After England beheaded its King for refusing to restrict his own power, for a while there was no king nor even a hereditary House of Lords. A disappointing decade in which Oliver Cromwell, “the Protector” governed with a Parliamentary remnant produced a restored monarchy and House of Lords. Charles’ son, Charles II, back on the throne, knew better than to claim the same absolute power that decapitated his father. No more Forced Loans, Ship’s Money or other attempts to take advantage of technicalities to raise revenue without Parliament. Instead, Charles raised money by selling himself to France and buying the cooperation of key members of Parliament.

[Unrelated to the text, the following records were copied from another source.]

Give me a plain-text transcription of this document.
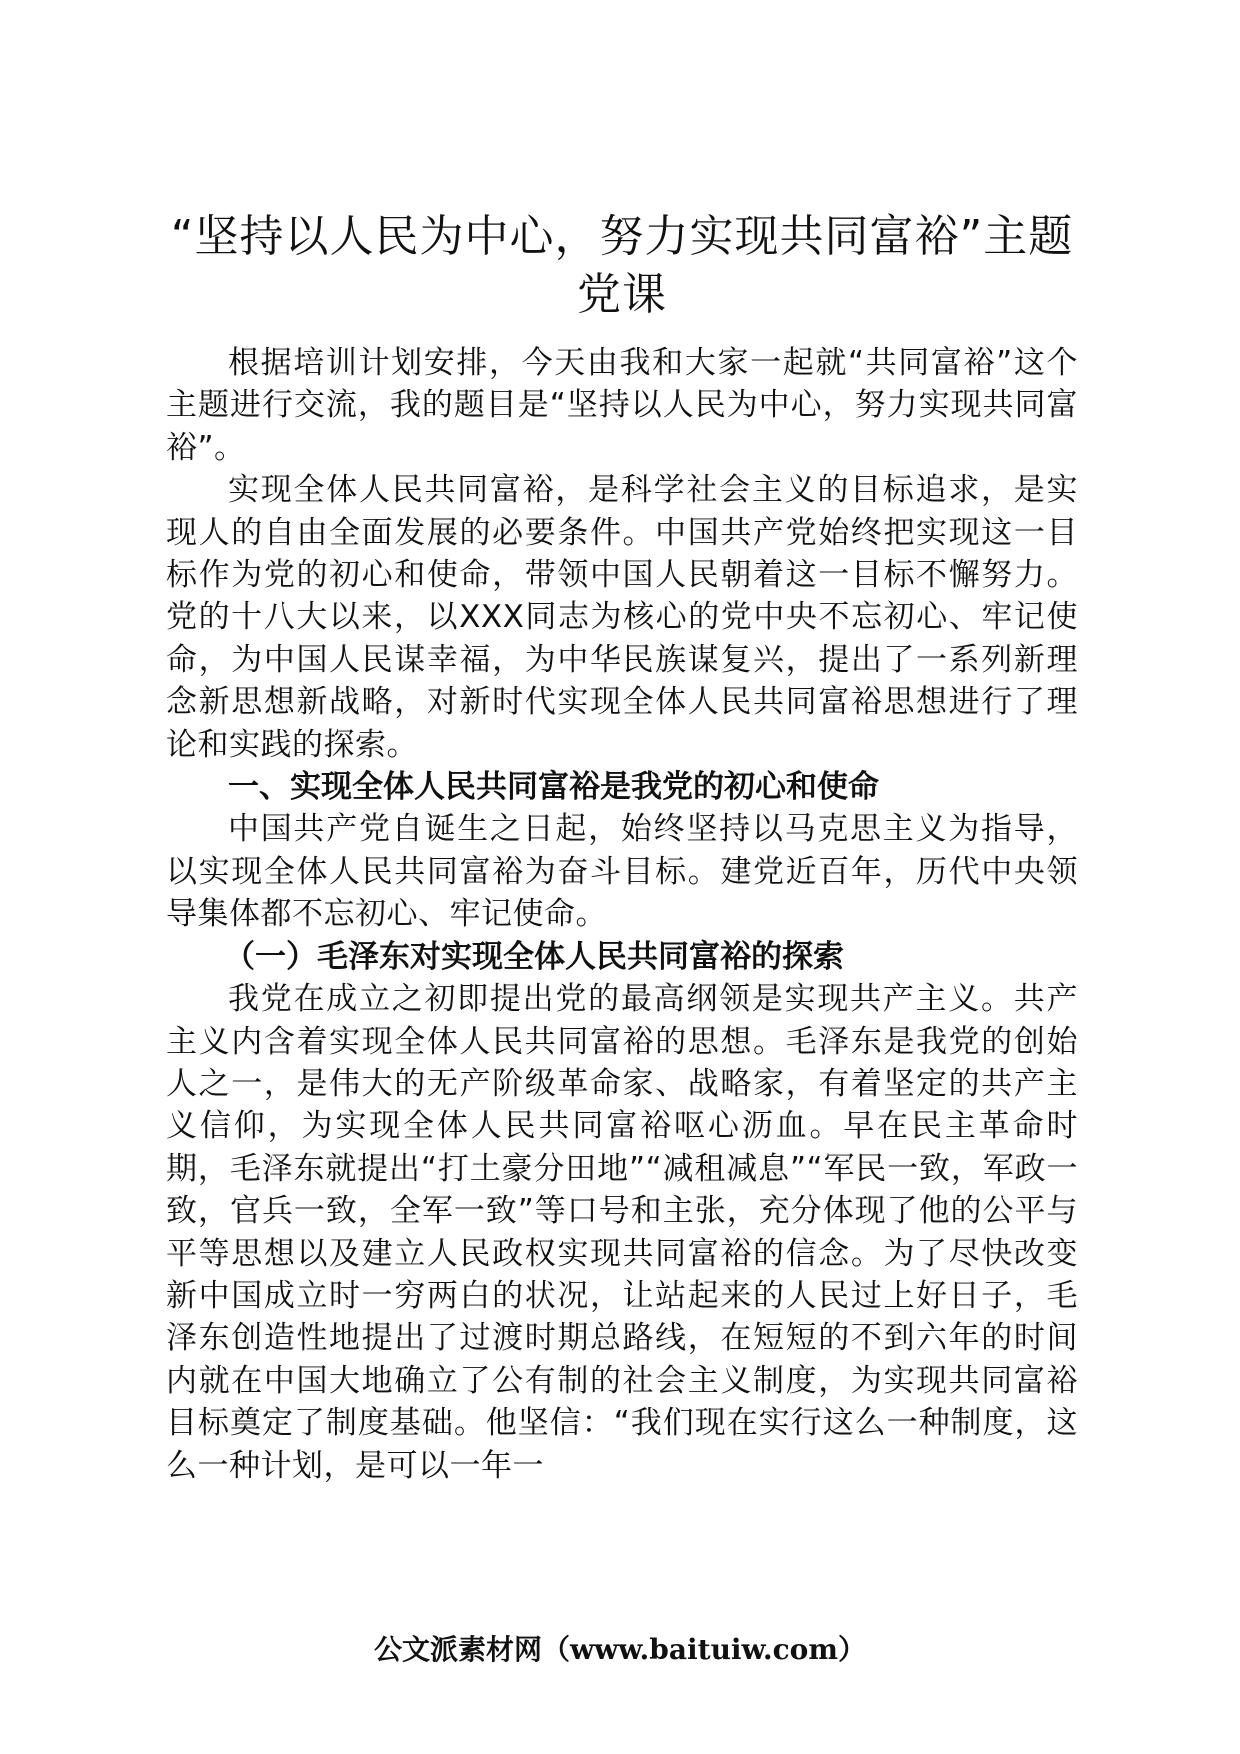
“坚持以人民为中心，努力实现共同富裕”主题党课

根据培训计划安排，今天由我和大家一起就“共同富裕”这个主题进行交流，我的题目是“坚持以人民为中心，努力实现共同富裕”。

实现全体人民共同富裕，是科学社会主义的目标追求，是实现人的自由全面发展的必要条件。中国共产党始终把实现这一目标作为党的初心和使命，带领中国人民朝着这一目标不懈努力。党的十八大以来，以XXX同志为核心的党中央不忘初心、牢记使命，为中国人民谋幸福，为中华民族谋复兴，提出了一系列新理念新思想新战略，对新时代实现全体人民共同富裕思想进行了理论和实践的探索。

一、实现全体人民共同富裕是我党的初心和使命

中国共产党自诞生之日起，始终坚持以马克思主义为指导，以实现全体人民共同富裕为奋斗目标。建党近百年，历代中央领导集体都不忘初心、牢记使命。

（一）毛泽东对实现全体人民共同富裕的探索

我党在成立之初即提出党的最高纲领是实现共产主义。共产主义内含着实现全体人民共同富裕的思想。毛泽东是我党的创始人之一，是伟大的无产阶级革命家、战略家，有着坚定的共产主义信仰，为实现全体人民共同富裕呕心沥血。早在民主革命时期，毛泽东就提出“打土豪分田地”“减租减息”“军民一致，军政一致，官兵一致，全军一致”等口号和主张，充分体现了他的公平与平等思想以及建立人民政权实现共同富裕的信念。为了尽快改变新中国成立时一穷两白的状况，让站起来的人民过上好日子，毛泽东创造性地提出了过渡时期总路线，在短短的不到六年的时间内就在中国大地确立了公有制的社会主义制度，为实现共同富裕目标奠定了制度基础。他坚信：“我们现在实行这么一种制度，这么一种计划，是可以一年一

公文派素材网（www.baituiw.com）
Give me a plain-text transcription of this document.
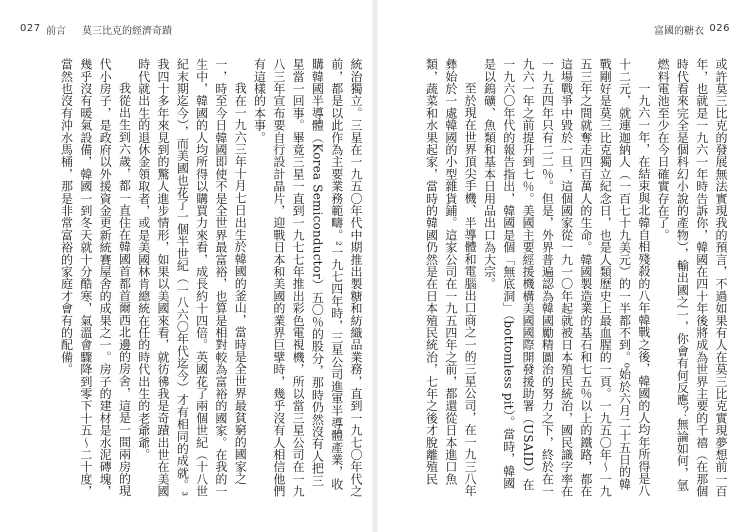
027 前言 莫三比克的經濟奇蹟

統治獨立。三星在一九五〇年代中期推出製糖和紡織品業務，直到一九七〇年代之前，都是以此作為主要業務範疇。²一九七四年時，三星公司進軍半導體產業，收購韓國半導體（Korea Semiconductor）五〇％的股分，那時仍然沒有人把三星當一回事。畢竟三星一直到一九七七年推出彩色電視機，所以當三星公司在一九八三年宣布要自行設計晶片，迎戰日本和美國的業界巨擘時，幾乎沒有人相信他們有這樣的本事。

我在一九六三年十月七日出生於韓國的釜山，當時是全世界最貧窮的國家之一，時至今日韓國即使不是全世界最富裕，也算是相對較為富裕的國家。在我的一生中，韓國的人均所得以購買力來看，成長約十四倍。英國花了兩個世紀（十八世紀末期迄今），而美國也花了一個半世紀（一八六〇年代迄今）才有相同的成就。³我四十多年來見到的驚人進步情形，如果以美國來看，就彷彿我是奇蹟出世在美國時代就出生的退休金領取者，或是美國林肯總統在任的時代出生的老爺爺。

我從出生到六歲，都一直住在韓國首都首爾西北邊的房舍，這是一間兩房的現代小房子，是政府以外援資金更新統賽屋舍的成果之一。房子的建材是水泥磚塊，幾乎沒有暖氣設備，韓國一到冬天就十分酷寒，氣溫會驟降到零下十五～二十度，當然也沒有沖水馬桶，那是非常富裕的家庭才會有的配備。

富國的糖衣 026

或許莫三比克的發展無法實現我的預言，不過如果有人在莫三比克實現夢想前一百年，也就是一九六一年時告訴你，韓國在四十年後將成為世界主要的千禧（在那個時代看來完全是個科幻小說的產物），輸出國之一，你會有何反應？無論如何，氫燃料電池至少在今日確實存在了。

一九六一年，在結束與北韓自相殘殺的八年韓戰之後，韓國的人均年所得是八十二元，就連迦納人（一百七十九美元）的一半都不到。⁰始於六月二十五日的韓戰剛好是莫三比克獨立紀念日，也是人類歷史上最血腥的一頁。一九五〇年～一九五三年之間就奪走四百萬人的生命。韓國製造業的基石和七五％以上的鐵路，都在這場戰爭中毀於一旦，這個國家從一九一〇年起就被日本殖民統治，國民識字率在一九五四年只有二二％。但是，外界普遍認為韓國勵精圖治的努力之下，終於在一九六一年之前提升到七％。美國主要經援機構美國國際開發援助署（USAID）在一九六〇年代的報告指出，韓國是個「無底洞」（bottomless pit）。當時，韓國是以鎢礦、魚類和基本日用品出口為大宗。

至於現在世界頂尖手機、半導體和電腦出口商之一的三星公司，在一九三八年彝始於一處韓國的小型雜貨鋪。這家公司在一九五四年之前，都還從日本進口魚類，蔬菜和水果起家，當時的韓國仍然是在日本殖民統治，七年之後才脫離殖民
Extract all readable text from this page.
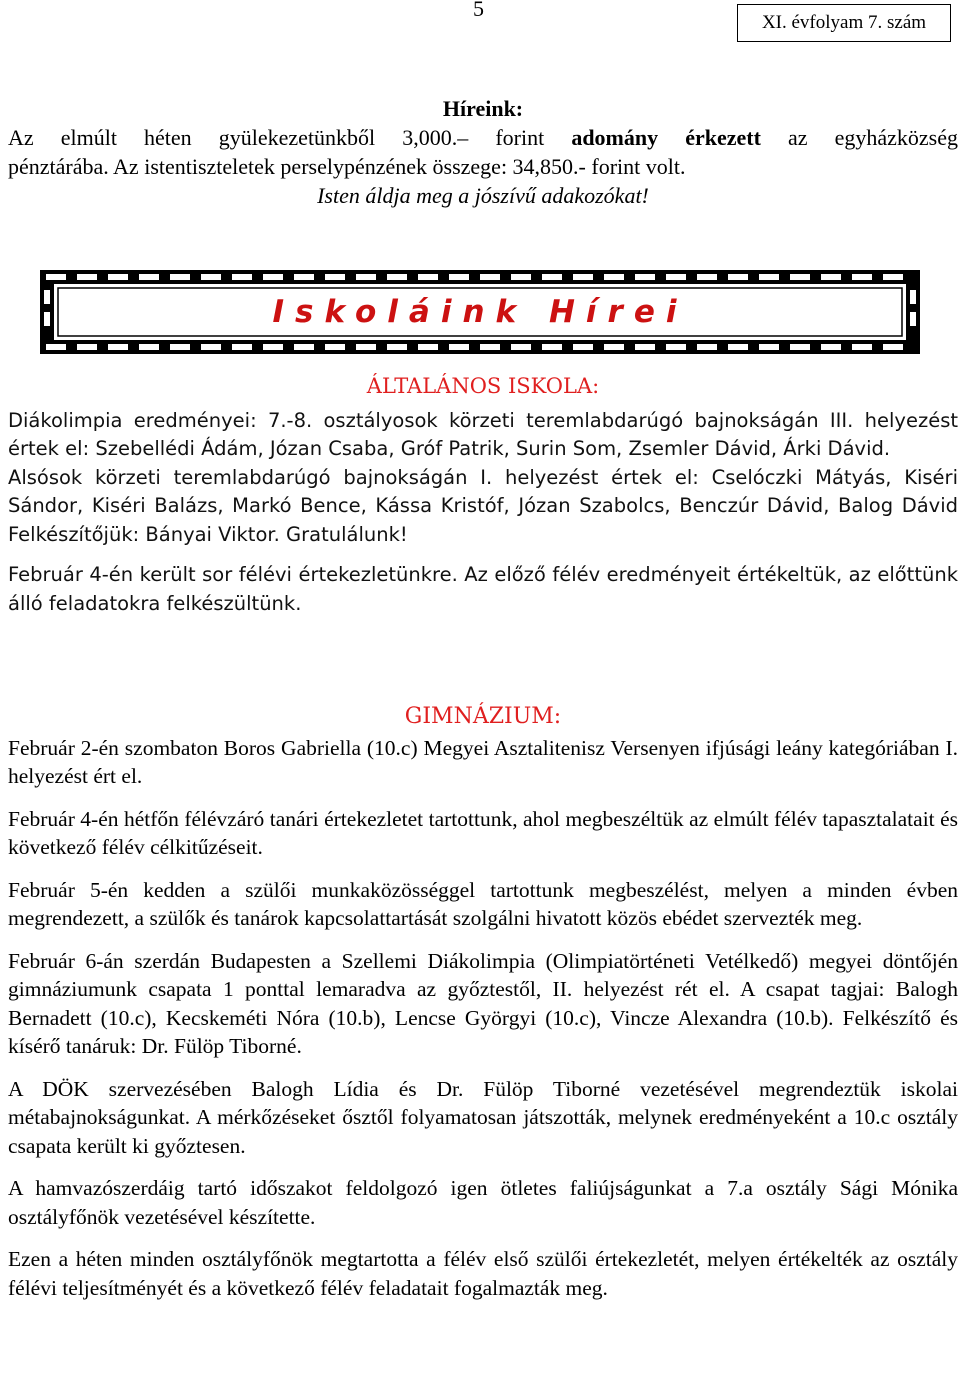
5
XI. évfolyam 7. szám
Híreink:
Az elmúlt héten gyülekezetünkből 3,000.– forint adomány érkezett az egyházközség
pénztárába. Az istentiszteletek perselypénzének összege: 34,850.- forint volt.
Isten áldja meg a jószívű adakozókat!
Iskoláink Hírei
ÁLTALÁNOS ISKOLA:

Diákolimpia eredményei: 7.-8. osztályosok körzeti teremlabdarúgó bajnokságán III. helyezést értek el: Szebellédi Ádám, Józan Csaba, Gróf Patrik, Surin Som, Zsemler Dávid, Árki Dávid.

Alsósok körzeti teremlabdarúgó bajnokságán I. helyezést értek el: Cselóczki Mátyás, Kiséri Sándor, Kiséri Balázs, Markó Bence, Kássa Kristóf, Józan Szabolcs, Benczúr Dávid, Balog Dávid Felkészítőjük: Bányai Viktor. Gratulálunk!

Február 4-én került sor félévi értekezletünkre. Az előző félév eredményeit értékeltük, az előttünk álló feladatokra felkészültünk.

GIMNÁZIUM:

Február 2-én szombaton Boros Gabriella (10.c) Megyei Asztalitenisz Versenyen ifjúsági leány kategóriában I. helyezést ért el.

Február 4-én hétfőn félévzáró tanári értekezletet tartottunk, ahol megbeszéltük az elmúlt félév tapasztalatait és következő félév célkitűzéseit.

Február 5-én kedden a szülői munkaközösséggel tartottunk megbeszélést, melyen a minden évben megrendezett, a szülők és tanárok kapcsolattartását szolgálni hivatott közös ebédet szervezték meg.

Február 6-án szerdán Budapesten a Szellemi Diákolimpia (Olimpiatörténeti Vetélkedő) megyei döntőjén gimnáziumunk csapata 1 ponttal lemaradva az győztestől, II. helyezést rét el. A csapat tagjai: Balogh Bernadett (10.c), Kecskeméti Nóra (10.b), Lencse Györgyi (10.c), Vincze Alexandra (10.b). Felkészítő és kísérő tanáruk: Dr. Fülöp Tiborné.

A DÖK szervezésében Balogh Lídia és Dr. Fülöp Tiborné vezetésével megrendeztük iskolai métabajnokságunkat. A mérkőzéseket ősztől folyamatosan játszották, melynek eredményeként a 10.c osztály csapata került ki győztesen.

A hamvazószerdáig tartó időszakot feldolgozó igen ötletes faliújságunkat a 7.a osztály Sági Mónika osztályfőnök vezetésével készítette.

Ezen a héten minden osztályfőnök megtartotta a félév első szülői értekezletét, melyen értékelték az osztály félévi teljesítményét és a következő félév feladatait fogalmazták meg.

When the king died childless, few could stand his younger brother and successor, James II who had recently converted to Catholicism. Fearing for his life, James II made it easy for opponents by fleeing and throwing the Royal seal into the Thames.
England now had a rare opportunity to set government squarely on Constitutional foundations. A special “Convention Parliament” – not strictly legal but specially convened to deal with this emergency – wrestled with their own right to resolve the crisis. Nearly everybody agreed that the beloved Mary and her husband William should be Queen and King. But a basic Constitutional question vexed them and for awhile prevented that happy outcome: Who had the right to decide that Charles I granddaughter Mary and especially her husband William should jointly be Queen and King? Never fully resolved, a united Parliament presented the new royal couple with the Crown and an English Bill of Rights which they willingly agreed to.
Proclaiming “the ancient rights and liberties of the subjects,” the Bill of Rights prohibited the Monarch from ever again vetoing acts of Parliament; from generally taxing “without grant of Parliament.” It guaranteed “the right of the subjects to petition the king” assuring them they wouldn’t be prosecuted for protesting. It prohibited the King from keeping standing armies in the kingdom in times of peace without Parliament’s consent. The Bill of Rights also guaranteed free elections, freedom of speech and debate in Parliament. And perhaps most famously it guaranteed “that excessive bail ought not to be required, nor excessive fines imposed, nor cruel and unusual punishments inflicted.” As they jointly accepted the crown, William and Mary formally embraced these “ancient and indubitable rights and liberties of the people of this kingdom.”
In sum, along with Magna Carta and the Petition of Right, this English Bill of Rights comprised for British subjects on both sides of the Atlantic, the most essential evidence of the British Constitution.